Demais, o Plano Diretor Estratégico indica no mesmo artigo 286, inciso IV, uma preferência - não uma exclusividade - para o plantio de exemplares nativos, evidenciando uma inequívoca incompatibilidade com o artigo 1º da Lei 13.646/2006, que a impõe. A propósito, o mesmo diploma reforça esta condição no artigo 268, inciso XVIII:
Art. 268. São diretrizes do Sistema de Áreas Protegidas, Áreas Verdes e Espaços Livres:
XVIII - priorizar o uso de espécies nativas e úteis à avifauna na arborização urbana
Verifica-se, portanto, um amálgama entre a revogação tácita e a revogação por assimilação, permitindo concluir pela ab-rogação da Lei 13.646/2003. No tocante ao seu artigo 1º, a incompatibilidade com o Plano Diretor Estratégico é patente. Já em relação aos seus artigos 2º, 3º e 5º, verifica-se que a Lei 15.428/2011 passou a disciplinar inteiramente a matéria da arborização urbana. Conquanto o diploma de 2011 não verse especificamente sobre o plantio de espécimes tóxicas e espinhosas, bem como sobre a monocultura, o trato ulterior da matéria, aliada à conferência da respectiva atribuição ao Executivo, permite extrair a retirada de tais dispositivos do ordenamento jurídico.

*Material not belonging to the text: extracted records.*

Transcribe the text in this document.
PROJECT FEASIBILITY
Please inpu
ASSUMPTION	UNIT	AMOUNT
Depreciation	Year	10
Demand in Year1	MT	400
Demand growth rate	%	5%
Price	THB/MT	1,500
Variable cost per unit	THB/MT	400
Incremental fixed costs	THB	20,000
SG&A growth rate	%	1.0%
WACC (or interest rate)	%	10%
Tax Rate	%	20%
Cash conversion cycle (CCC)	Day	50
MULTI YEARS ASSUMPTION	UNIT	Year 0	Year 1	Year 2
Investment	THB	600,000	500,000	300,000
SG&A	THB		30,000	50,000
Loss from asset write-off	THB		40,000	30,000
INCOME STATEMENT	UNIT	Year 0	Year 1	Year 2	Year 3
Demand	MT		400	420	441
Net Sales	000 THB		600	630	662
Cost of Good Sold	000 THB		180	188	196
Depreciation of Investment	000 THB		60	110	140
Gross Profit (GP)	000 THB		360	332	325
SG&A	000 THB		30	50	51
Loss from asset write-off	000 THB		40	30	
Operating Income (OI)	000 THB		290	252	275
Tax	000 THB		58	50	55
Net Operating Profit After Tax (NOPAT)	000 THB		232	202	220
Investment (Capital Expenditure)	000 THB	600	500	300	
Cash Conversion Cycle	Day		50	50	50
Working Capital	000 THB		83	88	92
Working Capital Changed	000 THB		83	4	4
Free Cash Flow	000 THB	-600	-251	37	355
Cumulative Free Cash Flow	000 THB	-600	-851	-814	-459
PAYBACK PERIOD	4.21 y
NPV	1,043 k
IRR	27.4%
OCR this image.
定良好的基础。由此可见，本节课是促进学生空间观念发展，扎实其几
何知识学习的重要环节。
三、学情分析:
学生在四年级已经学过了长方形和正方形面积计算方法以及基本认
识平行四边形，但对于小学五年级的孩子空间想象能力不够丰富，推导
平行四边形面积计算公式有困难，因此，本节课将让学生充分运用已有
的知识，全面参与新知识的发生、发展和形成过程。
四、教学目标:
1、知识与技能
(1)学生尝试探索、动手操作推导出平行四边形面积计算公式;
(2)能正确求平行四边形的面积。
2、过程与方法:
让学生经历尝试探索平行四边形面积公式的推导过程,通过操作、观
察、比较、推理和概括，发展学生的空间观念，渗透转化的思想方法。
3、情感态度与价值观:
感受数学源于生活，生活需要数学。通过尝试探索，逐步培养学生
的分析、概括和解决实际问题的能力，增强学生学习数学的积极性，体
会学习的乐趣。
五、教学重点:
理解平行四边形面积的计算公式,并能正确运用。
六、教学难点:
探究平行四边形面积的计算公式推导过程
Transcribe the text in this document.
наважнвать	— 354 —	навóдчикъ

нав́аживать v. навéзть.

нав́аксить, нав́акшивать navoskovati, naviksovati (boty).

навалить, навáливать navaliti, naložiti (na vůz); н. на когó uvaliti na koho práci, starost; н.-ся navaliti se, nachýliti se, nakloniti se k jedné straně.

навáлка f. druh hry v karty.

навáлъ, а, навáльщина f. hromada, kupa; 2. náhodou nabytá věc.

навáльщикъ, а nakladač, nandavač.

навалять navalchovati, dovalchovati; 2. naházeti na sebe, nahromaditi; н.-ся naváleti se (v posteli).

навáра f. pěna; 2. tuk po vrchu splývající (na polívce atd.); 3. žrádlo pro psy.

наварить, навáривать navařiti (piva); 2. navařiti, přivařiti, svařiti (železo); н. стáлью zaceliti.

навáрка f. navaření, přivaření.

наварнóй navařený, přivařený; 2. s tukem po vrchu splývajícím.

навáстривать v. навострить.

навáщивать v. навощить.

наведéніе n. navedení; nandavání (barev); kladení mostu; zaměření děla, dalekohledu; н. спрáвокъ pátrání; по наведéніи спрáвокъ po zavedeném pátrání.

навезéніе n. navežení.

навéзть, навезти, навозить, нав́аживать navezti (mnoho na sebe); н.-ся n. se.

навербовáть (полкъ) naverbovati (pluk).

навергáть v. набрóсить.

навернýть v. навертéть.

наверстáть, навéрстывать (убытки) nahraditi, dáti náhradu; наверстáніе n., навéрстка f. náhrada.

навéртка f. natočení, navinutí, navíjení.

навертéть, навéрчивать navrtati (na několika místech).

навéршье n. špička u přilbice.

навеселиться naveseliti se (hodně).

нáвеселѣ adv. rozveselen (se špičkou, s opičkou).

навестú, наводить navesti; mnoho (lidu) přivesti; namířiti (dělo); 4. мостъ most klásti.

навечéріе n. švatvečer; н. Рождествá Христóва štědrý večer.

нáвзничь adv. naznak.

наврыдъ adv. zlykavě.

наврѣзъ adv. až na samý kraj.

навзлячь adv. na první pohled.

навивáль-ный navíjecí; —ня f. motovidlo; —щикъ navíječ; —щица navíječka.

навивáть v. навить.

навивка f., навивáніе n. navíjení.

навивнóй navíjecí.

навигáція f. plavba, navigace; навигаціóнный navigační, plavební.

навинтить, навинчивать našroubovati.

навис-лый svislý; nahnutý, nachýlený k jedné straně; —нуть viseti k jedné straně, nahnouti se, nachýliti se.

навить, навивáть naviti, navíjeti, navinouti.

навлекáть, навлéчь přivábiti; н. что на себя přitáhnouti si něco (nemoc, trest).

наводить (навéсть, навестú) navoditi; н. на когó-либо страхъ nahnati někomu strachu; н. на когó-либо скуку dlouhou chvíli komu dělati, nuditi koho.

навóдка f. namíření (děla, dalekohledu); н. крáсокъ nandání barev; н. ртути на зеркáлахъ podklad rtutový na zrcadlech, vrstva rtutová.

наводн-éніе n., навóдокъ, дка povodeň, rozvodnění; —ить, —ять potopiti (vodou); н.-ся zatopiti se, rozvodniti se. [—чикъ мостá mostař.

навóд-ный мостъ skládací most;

Vale ressaltar a precisa observação da revogação por assimilação: "quando o legislador publica material jurídico que disciplina inteiramente matéria já regulada anteriormente, diz-se que o material jurídico anterior foi revogado. (...) Note-se que não se exige, neste caso, incompatibilidade ponto por ponto entre os documentos normativos envolvidos, apenas se requer que esteja claro que ambos tratam da mesma matéria." (nosso o grifo)2.
Diante de todo o exposto, conclui-se pela verificação da ab-rogação da Lei municipal 13.646, de 11 de setembro de 2003.
À consideração superior.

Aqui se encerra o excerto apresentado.